While ‘progressive’ fraternity parties are thankfully a thing of the past at Duke, the mindset that accompanied them is not. As rush events have consumed many social calendars, I’ve spent an inordinate amount of time over the past week or so worrying about my appearance. While I’d normally like to think I have enough self-confidence to feel assured in most situations, the thought of going through a process that relies, in part, on first impressions, has caused me and almost every other girl going through Panhellenic recruitment to examine the way we present ourselves to the world. These pressures, which we’ve largely internalized from the society that surrounds us, combined with events like fraternity date functions, which exist with the subtext that potential members are evaluated based on the physical appearance of their date, can provide hints as to why forty percent of Duke undergrad women and ten percent of Duke undergrad males will be sexually assaulted during their four years on campus—both figures that are significantly higher than national averages. Even if one never experiences physical assault, the emotional toll this objectification takes is one that no one—male or female—should have to bear.

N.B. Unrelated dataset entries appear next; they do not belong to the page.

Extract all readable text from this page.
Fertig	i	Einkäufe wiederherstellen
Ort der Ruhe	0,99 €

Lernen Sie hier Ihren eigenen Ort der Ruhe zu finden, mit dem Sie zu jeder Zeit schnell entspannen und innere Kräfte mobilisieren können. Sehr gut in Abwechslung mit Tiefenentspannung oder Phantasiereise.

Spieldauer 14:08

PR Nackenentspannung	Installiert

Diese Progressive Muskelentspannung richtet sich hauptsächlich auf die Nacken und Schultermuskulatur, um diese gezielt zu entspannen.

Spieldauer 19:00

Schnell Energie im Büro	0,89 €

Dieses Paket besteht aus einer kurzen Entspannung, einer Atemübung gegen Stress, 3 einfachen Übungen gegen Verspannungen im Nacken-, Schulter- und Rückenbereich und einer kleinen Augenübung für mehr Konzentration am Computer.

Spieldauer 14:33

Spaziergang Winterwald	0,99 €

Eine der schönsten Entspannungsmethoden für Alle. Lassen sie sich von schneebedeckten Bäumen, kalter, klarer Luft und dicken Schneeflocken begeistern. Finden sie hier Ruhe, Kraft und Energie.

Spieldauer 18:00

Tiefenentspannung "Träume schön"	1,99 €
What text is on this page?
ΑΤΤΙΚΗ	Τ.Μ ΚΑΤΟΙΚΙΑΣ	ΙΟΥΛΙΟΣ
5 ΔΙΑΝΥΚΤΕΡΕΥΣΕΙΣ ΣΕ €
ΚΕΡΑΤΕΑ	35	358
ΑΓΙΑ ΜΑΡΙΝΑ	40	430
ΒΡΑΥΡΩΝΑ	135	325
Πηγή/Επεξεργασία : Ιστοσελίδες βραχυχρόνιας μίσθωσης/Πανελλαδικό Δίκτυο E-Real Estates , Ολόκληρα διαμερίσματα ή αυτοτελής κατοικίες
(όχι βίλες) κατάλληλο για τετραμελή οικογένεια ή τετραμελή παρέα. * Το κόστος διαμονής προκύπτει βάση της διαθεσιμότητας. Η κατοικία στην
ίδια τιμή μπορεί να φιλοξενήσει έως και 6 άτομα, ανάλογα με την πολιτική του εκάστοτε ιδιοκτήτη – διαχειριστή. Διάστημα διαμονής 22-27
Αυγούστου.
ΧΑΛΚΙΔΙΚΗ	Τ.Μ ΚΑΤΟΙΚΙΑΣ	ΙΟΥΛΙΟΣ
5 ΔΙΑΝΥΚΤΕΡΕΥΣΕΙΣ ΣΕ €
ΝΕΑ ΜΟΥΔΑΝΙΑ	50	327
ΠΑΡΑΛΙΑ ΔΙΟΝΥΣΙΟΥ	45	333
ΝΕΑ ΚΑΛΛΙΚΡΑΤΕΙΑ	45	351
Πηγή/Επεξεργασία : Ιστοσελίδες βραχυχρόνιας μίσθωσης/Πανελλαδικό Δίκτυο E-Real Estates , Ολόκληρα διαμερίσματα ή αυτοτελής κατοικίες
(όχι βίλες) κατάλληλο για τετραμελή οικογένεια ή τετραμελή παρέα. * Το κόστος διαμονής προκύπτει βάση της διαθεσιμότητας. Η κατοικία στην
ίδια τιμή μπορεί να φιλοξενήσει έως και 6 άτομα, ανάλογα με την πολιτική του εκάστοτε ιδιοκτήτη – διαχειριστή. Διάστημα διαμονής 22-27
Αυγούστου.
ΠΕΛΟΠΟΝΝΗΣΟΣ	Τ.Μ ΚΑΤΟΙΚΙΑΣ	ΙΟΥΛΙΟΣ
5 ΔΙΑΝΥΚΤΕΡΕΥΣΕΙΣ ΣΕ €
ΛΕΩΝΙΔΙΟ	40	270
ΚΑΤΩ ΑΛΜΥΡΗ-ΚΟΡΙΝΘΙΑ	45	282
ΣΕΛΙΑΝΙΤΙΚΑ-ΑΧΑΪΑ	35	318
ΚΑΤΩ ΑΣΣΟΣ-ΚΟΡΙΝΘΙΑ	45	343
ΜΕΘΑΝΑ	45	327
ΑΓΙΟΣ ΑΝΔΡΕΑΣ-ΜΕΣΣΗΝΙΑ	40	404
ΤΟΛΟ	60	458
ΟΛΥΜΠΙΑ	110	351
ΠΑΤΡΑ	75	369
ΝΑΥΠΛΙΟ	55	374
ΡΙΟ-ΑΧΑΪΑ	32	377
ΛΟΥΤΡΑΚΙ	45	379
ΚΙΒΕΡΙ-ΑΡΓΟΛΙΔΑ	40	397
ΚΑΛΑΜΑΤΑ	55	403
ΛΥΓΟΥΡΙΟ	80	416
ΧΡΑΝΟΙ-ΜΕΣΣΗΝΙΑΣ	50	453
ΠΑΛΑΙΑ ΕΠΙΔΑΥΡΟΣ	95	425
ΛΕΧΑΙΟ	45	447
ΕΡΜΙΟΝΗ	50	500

As I sat in my dorm common room articulating my thoughts to a female friend, a male classmate couldn’t help but ask us what we were talking about. Curious to hear his thoughts, we sent him the link. 

After reading, he looked up from his laptop with just one comment: “I thought it was well-written, but, come on, I mean, this seems a little dramatic.” His dismissal of a matter-of-fact, far too realistic description of all the ways casual misogyny touches the lives of women was not entirely due to his personal ignorance, but partially a product of a society that is loath to lend women’s stories the weight they deserve, and instead dismisses them as dramatic or unrealistic. As Duke students, we all have a responsibility to examine ways in which we may—unwittingly—contribute to the perpetuation of these attitudes. According to its mission statement, our university claims it produces graduates committed to “high ethical standards and full participation as leaders in their communities.” Let’s live up to this statement and strive to lend all stories and people the respect they deserve. A community of ethical leaders does not sit complacently in the presence of sexism or ignorance, but rather challenges and addresses pervasive injustices before they evolve into outright oppression.

Ann Gehan is a Trinity first-year. Her column runs on alternate Tuesdays.